WC: Could you see yourself adding synth or keyboards? Just to add atmosphere?

DM: I thought about that at one time, but unless we change our sound, I don’t think it makes sense. At least, adding it in any significant way like Nocturnus did. Maybe if we added them as an effect on one song or two. But as far as adding another member to the band on stage, that doesn’t make sense either. I’m used to four people being in the band and I don’t particularly want to use just a backing track. I would want a real person doing it when we play live.

WC: What was the last release you got just because you wanted to hear it?

DM:  The last one I got was a band I heard about at Spring Bash. It was a band called Scanner and it was their “Hypertrace” album from 1988.I literally just got it in the mail today. I was listening to tracks from it like crazy after Spring Bash. I found out they repressed it this year. It looks like they lost their singer after their first album. I tried to listening to later stuff after “Hypertrace” but I couldn’t get it into it as much. I just went out and bought “Hypertrace”. It’s really great! As far as new bands that I’m fans of, there’s a new band called Zealotry that put out their new album at the end of April. It has some of the same influences as us but they don’t sound like us at all.  They have a lot going on, but it’s very well written. An amazing album.

WC: What’s the last band you saw live just because you wanted to check them out?

DM: We had our CD release show and we got a band on our label Unspeakable Axe to play with us. They are from Memphis, TN and are called Shards of Humanity. I was really looking forward to seeing them live. I’m glad we were able book them, they were awesome death metal and definitely worth looking into.

WC: In the history of Nucleus, has there ever been a Spinal Tap moment that you could share with us?
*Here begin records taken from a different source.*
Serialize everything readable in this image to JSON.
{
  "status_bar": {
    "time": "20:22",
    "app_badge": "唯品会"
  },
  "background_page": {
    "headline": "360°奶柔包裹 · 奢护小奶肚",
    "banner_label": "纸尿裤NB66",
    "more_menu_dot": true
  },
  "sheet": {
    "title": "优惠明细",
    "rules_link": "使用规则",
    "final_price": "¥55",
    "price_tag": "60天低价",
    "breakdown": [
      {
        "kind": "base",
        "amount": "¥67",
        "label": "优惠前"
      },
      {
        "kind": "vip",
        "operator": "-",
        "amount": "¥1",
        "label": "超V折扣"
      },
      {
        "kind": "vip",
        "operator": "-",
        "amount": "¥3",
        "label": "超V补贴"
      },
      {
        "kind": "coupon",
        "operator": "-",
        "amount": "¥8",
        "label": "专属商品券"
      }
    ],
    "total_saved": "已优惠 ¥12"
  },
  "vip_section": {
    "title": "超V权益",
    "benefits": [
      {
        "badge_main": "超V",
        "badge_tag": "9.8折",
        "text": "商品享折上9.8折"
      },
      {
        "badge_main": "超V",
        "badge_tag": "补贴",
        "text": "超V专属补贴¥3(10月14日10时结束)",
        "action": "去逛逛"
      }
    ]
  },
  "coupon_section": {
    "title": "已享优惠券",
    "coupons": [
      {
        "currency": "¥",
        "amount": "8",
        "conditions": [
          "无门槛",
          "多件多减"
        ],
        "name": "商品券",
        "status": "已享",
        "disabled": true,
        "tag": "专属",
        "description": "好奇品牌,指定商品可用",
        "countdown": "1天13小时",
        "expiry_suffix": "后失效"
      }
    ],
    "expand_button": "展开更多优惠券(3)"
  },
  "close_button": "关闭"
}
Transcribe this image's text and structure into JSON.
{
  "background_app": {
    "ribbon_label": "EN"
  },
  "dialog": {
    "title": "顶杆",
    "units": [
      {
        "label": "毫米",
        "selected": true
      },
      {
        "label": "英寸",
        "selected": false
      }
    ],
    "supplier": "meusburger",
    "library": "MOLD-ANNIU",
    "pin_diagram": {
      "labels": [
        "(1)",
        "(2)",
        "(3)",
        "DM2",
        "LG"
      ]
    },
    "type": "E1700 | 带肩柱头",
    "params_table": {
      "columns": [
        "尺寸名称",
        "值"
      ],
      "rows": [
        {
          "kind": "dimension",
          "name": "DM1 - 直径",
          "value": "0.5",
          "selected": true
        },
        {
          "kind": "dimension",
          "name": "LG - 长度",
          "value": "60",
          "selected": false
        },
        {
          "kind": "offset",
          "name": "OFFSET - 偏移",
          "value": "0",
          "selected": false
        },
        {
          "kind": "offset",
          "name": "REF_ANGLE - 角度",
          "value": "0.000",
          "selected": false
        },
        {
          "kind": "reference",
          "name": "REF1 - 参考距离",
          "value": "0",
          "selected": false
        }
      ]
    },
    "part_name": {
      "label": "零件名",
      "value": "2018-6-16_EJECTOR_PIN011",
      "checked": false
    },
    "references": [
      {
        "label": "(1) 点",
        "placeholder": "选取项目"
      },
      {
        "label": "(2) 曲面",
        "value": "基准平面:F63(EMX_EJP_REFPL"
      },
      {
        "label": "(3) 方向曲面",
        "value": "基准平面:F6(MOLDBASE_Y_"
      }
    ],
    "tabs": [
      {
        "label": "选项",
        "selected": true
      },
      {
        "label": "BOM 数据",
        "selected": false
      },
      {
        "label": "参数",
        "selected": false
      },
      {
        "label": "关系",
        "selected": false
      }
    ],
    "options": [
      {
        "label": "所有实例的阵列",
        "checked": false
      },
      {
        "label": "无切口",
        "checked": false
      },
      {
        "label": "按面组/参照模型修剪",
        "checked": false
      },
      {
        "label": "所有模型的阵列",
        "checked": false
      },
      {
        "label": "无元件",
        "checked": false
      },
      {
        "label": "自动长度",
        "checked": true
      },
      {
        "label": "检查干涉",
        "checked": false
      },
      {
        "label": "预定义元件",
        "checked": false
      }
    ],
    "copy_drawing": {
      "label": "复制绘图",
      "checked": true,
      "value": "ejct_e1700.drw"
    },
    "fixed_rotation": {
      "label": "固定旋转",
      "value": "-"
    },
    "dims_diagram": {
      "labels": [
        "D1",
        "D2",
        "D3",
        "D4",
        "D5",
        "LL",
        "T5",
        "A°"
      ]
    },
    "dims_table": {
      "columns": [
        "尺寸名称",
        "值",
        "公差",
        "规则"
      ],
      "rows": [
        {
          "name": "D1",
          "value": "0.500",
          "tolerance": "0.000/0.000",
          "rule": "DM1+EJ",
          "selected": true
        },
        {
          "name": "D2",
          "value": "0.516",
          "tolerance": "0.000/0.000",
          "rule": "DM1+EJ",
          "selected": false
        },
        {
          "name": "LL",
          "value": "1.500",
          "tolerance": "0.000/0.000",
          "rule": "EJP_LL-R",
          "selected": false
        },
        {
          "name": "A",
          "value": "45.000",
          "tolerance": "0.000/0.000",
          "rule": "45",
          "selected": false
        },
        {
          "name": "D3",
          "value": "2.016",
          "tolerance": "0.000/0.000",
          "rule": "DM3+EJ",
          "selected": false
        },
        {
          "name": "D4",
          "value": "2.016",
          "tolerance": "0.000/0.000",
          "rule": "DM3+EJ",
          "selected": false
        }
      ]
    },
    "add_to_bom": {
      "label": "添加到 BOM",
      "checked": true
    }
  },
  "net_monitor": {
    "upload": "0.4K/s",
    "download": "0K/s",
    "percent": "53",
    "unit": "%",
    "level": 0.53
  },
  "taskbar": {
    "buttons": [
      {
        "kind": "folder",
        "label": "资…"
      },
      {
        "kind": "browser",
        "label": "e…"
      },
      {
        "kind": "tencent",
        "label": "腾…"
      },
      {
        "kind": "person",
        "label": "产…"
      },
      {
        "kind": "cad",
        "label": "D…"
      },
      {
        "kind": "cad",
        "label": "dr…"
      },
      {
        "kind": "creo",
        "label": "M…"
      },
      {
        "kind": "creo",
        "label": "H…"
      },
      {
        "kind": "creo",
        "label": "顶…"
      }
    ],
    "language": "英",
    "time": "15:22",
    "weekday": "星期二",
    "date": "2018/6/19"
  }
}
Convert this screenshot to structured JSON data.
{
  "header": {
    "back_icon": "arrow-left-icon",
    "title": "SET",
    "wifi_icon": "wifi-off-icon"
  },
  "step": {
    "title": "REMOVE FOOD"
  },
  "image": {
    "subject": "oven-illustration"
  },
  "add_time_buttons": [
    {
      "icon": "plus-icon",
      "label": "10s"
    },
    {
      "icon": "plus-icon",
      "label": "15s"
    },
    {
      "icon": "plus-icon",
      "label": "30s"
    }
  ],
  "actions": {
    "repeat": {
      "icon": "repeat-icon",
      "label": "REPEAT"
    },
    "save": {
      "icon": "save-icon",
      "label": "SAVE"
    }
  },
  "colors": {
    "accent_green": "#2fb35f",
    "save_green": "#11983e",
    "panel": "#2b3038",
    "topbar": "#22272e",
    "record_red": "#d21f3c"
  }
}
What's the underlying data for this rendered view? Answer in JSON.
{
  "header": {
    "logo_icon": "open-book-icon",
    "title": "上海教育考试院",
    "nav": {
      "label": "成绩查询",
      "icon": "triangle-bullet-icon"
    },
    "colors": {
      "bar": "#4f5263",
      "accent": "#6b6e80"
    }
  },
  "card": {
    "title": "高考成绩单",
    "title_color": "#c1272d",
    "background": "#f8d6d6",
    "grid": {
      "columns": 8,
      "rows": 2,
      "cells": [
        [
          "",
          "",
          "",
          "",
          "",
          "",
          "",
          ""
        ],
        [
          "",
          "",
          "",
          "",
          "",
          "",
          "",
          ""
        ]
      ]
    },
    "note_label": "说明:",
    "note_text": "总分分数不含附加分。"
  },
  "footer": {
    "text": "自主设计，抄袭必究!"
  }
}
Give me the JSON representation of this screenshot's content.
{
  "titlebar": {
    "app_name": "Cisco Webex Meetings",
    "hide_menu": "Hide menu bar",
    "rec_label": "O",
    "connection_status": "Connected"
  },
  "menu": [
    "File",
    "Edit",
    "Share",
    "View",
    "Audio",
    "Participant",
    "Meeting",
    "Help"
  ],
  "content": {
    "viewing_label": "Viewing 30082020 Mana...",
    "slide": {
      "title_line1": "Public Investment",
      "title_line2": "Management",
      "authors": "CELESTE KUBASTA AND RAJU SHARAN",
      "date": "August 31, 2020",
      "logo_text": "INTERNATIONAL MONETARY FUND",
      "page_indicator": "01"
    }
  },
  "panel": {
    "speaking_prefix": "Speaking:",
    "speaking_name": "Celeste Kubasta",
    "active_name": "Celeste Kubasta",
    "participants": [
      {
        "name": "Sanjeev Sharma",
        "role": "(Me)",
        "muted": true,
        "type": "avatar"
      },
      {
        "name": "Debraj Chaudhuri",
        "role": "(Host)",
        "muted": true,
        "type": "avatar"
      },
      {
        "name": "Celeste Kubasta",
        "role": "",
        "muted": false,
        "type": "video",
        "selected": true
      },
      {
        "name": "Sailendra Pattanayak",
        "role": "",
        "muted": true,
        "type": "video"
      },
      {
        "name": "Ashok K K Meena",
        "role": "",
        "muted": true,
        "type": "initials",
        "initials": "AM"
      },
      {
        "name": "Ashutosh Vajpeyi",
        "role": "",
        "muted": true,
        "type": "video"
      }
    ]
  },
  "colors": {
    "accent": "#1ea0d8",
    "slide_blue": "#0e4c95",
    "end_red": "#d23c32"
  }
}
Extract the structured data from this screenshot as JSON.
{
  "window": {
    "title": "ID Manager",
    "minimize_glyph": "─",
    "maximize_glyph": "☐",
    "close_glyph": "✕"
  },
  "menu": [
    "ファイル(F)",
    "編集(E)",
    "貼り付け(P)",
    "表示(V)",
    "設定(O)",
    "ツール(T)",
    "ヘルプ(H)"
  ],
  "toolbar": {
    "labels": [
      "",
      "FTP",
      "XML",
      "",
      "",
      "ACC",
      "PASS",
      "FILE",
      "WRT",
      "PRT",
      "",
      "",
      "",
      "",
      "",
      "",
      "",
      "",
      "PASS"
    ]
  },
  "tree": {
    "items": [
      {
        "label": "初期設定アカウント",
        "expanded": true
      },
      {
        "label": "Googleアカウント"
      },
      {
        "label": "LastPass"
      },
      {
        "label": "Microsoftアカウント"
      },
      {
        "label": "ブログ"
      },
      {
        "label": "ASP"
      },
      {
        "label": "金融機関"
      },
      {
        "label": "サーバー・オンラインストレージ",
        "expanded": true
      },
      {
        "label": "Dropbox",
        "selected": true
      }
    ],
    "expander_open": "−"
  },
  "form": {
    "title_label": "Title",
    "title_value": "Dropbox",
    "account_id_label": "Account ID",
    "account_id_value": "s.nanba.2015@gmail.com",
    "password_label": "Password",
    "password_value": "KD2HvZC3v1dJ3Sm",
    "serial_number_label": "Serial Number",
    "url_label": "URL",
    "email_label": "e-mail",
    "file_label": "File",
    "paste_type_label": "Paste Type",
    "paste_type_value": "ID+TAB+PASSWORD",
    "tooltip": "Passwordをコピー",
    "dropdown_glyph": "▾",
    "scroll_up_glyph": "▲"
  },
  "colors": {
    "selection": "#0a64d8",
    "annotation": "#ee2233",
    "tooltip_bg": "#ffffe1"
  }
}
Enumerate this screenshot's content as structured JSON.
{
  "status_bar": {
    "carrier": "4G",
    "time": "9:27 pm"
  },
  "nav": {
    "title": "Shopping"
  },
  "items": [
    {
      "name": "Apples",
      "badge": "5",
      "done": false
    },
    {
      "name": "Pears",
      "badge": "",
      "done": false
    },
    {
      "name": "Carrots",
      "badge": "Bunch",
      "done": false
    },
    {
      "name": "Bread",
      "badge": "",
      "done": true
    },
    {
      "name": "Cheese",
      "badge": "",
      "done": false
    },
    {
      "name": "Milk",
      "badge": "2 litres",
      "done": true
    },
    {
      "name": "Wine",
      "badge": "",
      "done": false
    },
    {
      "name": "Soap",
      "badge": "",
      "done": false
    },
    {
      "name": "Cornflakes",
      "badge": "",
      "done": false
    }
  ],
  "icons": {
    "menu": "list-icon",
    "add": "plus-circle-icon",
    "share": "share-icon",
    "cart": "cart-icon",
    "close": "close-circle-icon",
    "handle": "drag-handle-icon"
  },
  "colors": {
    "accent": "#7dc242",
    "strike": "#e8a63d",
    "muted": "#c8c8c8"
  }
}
DM: I think of the show when the bassist can’t get out of the pod. (laughs) I swear we are the kings of having technical issues on stage. We played in Indiana and the sound guy, I don’t know what the hell he was doing. My guitarist does back up vocals and he didn’t have a microphone in his stand. He was saying, hey, man, I need a microphone. He was yelling at the sound guy, who finally looked up and said, oh, there’s the problem…you don’t have a microphone! (chuckles). So he’s looking for cables. The cable’s too short, it can’t reach the power jack. He leans into me and says, sorry, man, I’m on acid! (laughs) That kind of tells you how the sound was during that show. I mean, it was a great show regardless. But this guy would disappear from the sound table for lengths of time. Sometimes it looked like he was just messing with knobs. He’d bring the vocals down to nothing or just turn stuff off and then turn it back on. We never knew what was going on. He ended up walking around the venue and poking people and telling them Hey! You’re my spirit animal! And he told that to about 10 different people. He tried hugging one guy in another band who didn’t appreciate being touched and shoved him across the room!

WC: He probably doesn’t have a promising career in the sound business.

DM: Yeah, he went up to my guitarist Danno and said hey! Can I come on tour with you guys? (laughs) That was quite a night!

WC: Any last words or messages for the fans?

DM: If you haven’t listened to “Sentient”, check it out, it’s on Unspeakable Axe Records. There is going to be a vinyl version coming out. Me Saco on Ojo in the UK is going to be printing it. We’re going to try and branch out and play outside of Chicago more. We’re not going to get into details but we have some touring planned in the near future. So check us out! Sci Fi or die!